The U.S.-based Institute for Supply Management said its manufacturing index rose to 55.4 in May from 54.9 in April, an acceleration in growth for the sector as it recovers from the harsh winter.
In Canada, the RBC manufacturing purchasing manager's index slid to 52.2 in May, down from 52.9 the previous month and 53.3 in March.
While any index reading over 50 indicates growth, the slowing momentum in Canada reflects a moderation in new output growth and a relatively low level of new orders.
Canadian exporters experienced the slowest rise in new business from abroad since the current period of economic expansion began in April 2013, however, companies that reported a rise in new export work cited rising demand from the U.S.
That bodes well for Canada later in the year as the U.S. recovery takes shape.
TD economist James Marple is expecting a strong bounce back in the U.S. in the second half.
“We expect economic growth to rise to an above potential rate of around 3.0% over the second half of this year.

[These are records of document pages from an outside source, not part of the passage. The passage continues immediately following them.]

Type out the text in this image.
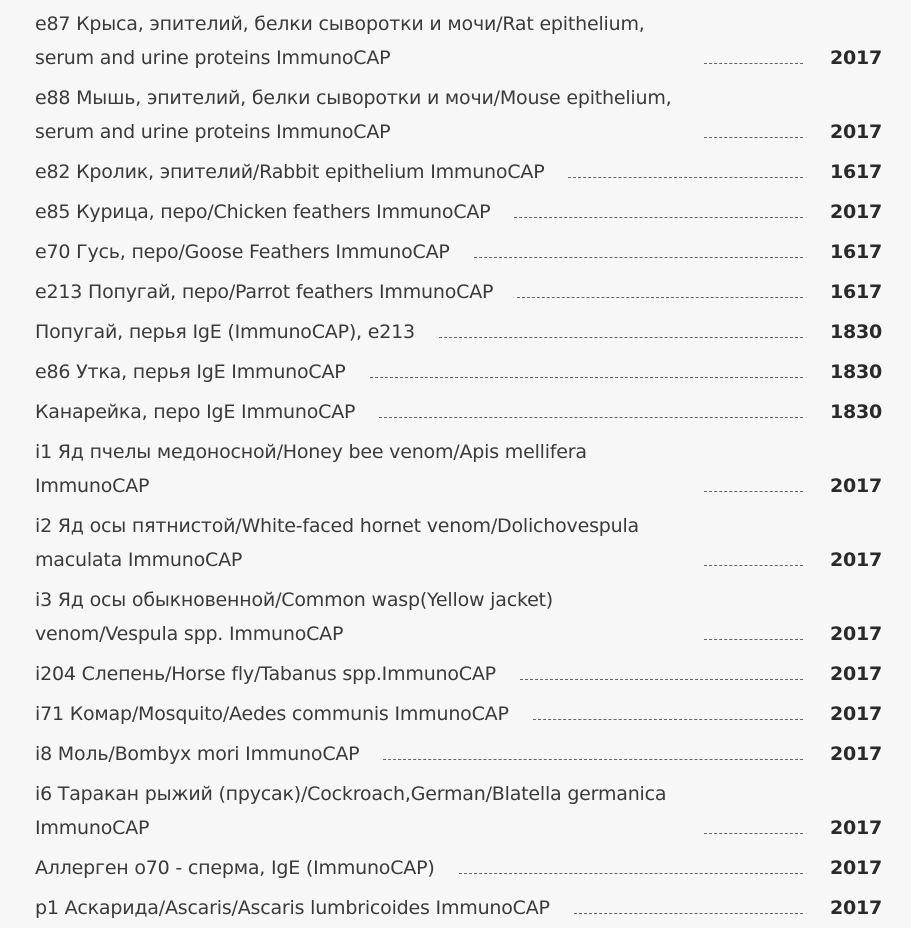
e87 Крыса, эпителий, белки сыворотки и мочи/Rat epithelium, serum and urine proteins ImmunoCAP	2017
e88 Мышь, эпителий, белки сыворотки и мочи/Mouse epithelium, serum and urine proteins ImmunoCAP	2017
e82 Кролик, эпителий/Rabbit epithelium ImmunoCAP	1617
e85 Курица, перо/Chicken feathers ImmunoCAP	2017
e70 Гусь, перо/Goose Feathers ImmunoCAP	1617
e213 Попугай, перо/Parrot feathers ImmunoCAP	1617
Попугай, перья IgE (ImmunoCAP), e213	1830
e86 Утка, перья IgE ImmunoCAP	1830
Канарейка, перо IgE ImmunoCAP	1830
i1 Яд пчелы медоносной/Honey bee venom/Apis mellifera ImmunoCAP	2017
i2 Яд осы пятнистой/White-faced hornet venom/Dolichovespula maculata ImmunoCAP	2017
i3 Яд осы обыкновенной/Common wasp(Yellow jacket) venom/Vespula spp. ImmunoCAP	2017
i204 Слепень/Horse fly/Tabanus spp.ImmunoCAP	2017
i71 Комар/Mosquito/Aedes communis ImmunoCAP	2017
i8 Моль/Bombyx mori ImmunoCAP	2017
i6 Таракан рыжий (прусак)/Cockroach,German/Blatella germanica ImmunoCAP	2017
Аллерген o70 - сперма, IgE (ImmunoCAP)	2017
p1 Аскарида/Ascaris/Ascaris lumbricoides ImmunoCAP	2017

Growth will rely heavily on domestic demand, especially residential and non-residential investment. In this regard, the acceleration in manufacturing activity in May is an encouraging sign,” he said in a note to investors.
In one note of caution, U.S. manufacturing employment did not expand as quickly as expected and factory managers in chemicals, machinery and wood products spoke of significant capacity that has not been taken up.